今日はここ、さざなみ高校の定期試験の日。

実力優秀者のさなこと、「福王子 早苗」は、この定期試験が大好き。私もだけど。

今時珍しいって?
そんな事ないよ。

だってここは、人口千人未満のちっさい町だよ!?高校なんて、二つしか無いんだから。

だから、将来トウキョウだかなんだか知らないけど、おっきな町にでる人は猛勉強だから。

「アリアは決まったの?大学」
「あと二年も先なのに?私は音楽コース受けるから」
「その手があってずるいっ!」

さなだって、その気になれば、お父さんに頼んでなんとでもなるのに‥。
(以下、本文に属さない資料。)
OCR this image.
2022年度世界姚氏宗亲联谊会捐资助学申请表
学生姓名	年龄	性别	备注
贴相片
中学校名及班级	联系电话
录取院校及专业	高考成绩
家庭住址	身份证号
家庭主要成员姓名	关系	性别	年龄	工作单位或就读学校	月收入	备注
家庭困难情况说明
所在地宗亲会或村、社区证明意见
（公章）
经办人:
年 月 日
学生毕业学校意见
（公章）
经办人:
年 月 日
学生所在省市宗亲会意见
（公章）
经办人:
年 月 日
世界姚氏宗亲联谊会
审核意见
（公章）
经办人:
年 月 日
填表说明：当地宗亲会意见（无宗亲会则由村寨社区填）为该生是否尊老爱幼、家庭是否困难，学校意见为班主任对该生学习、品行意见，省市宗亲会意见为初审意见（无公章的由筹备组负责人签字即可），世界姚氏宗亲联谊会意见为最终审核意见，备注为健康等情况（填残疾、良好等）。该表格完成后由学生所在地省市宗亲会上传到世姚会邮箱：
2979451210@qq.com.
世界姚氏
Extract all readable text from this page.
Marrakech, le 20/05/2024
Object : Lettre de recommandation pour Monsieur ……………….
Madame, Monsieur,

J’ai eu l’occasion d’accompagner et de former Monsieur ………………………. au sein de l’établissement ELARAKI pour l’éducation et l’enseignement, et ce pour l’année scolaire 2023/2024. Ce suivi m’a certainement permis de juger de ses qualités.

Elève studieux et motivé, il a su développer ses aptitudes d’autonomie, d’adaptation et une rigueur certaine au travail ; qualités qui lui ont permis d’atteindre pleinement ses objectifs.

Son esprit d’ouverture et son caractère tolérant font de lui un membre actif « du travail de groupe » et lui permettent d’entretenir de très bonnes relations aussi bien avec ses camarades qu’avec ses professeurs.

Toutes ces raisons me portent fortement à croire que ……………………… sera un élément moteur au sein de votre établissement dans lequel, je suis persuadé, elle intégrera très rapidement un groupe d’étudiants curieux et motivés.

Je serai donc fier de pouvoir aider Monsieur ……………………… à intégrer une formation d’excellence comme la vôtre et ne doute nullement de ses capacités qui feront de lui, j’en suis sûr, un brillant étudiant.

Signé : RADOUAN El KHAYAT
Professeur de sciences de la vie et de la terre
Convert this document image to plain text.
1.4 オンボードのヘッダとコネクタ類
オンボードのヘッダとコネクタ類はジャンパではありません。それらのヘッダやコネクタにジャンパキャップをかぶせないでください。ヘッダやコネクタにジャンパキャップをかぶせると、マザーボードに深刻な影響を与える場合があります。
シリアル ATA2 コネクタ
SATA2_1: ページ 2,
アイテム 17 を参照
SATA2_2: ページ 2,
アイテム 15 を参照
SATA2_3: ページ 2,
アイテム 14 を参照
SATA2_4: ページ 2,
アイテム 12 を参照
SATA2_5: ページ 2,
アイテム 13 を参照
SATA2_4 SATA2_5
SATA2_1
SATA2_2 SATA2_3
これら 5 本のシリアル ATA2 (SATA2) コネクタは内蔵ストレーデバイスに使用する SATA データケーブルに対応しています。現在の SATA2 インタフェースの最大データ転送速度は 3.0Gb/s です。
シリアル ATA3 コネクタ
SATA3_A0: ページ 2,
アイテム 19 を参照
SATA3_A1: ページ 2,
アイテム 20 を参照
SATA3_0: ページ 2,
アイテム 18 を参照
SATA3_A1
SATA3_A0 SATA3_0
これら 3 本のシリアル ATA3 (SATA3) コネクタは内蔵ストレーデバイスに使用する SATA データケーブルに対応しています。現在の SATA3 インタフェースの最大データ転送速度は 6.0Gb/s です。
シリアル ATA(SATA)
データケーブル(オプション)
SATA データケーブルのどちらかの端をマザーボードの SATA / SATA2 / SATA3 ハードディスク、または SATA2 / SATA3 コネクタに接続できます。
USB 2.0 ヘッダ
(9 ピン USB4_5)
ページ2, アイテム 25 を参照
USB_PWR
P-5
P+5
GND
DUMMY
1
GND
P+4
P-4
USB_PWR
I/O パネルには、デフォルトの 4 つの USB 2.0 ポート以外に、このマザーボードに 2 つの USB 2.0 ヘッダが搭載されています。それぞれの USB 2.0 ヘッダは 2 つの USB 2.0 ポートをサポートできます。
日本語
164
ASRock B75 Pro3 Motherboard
と、ぼやきながら、次の化学の問題に目を通す。
さなの家は"この辺では"大きい財閥。つまり、さなはそこのお嬢様ってわけ。

「それよりさぁ、今度のコンクール、体育祭とダブっているんだよね~、どうしよう?」
「そんなんコンクール優先でしょ!?当たり前じゃん。」

言い忘れてた。私は、"この辺では"音楽に力を入れている珍しい家の一人娘。父さんに至っては、「音楽の娘にする!」って意気込んじゃって、始め「ショパン」って名前にされるところだった。まあ、押しとどまって、「アリア」なんだけどね。

「アリア~、数学分かんないっ」
「数学~?どれよ」
そんなこんなんで、今日も平凡な一日が始まろうとしていた。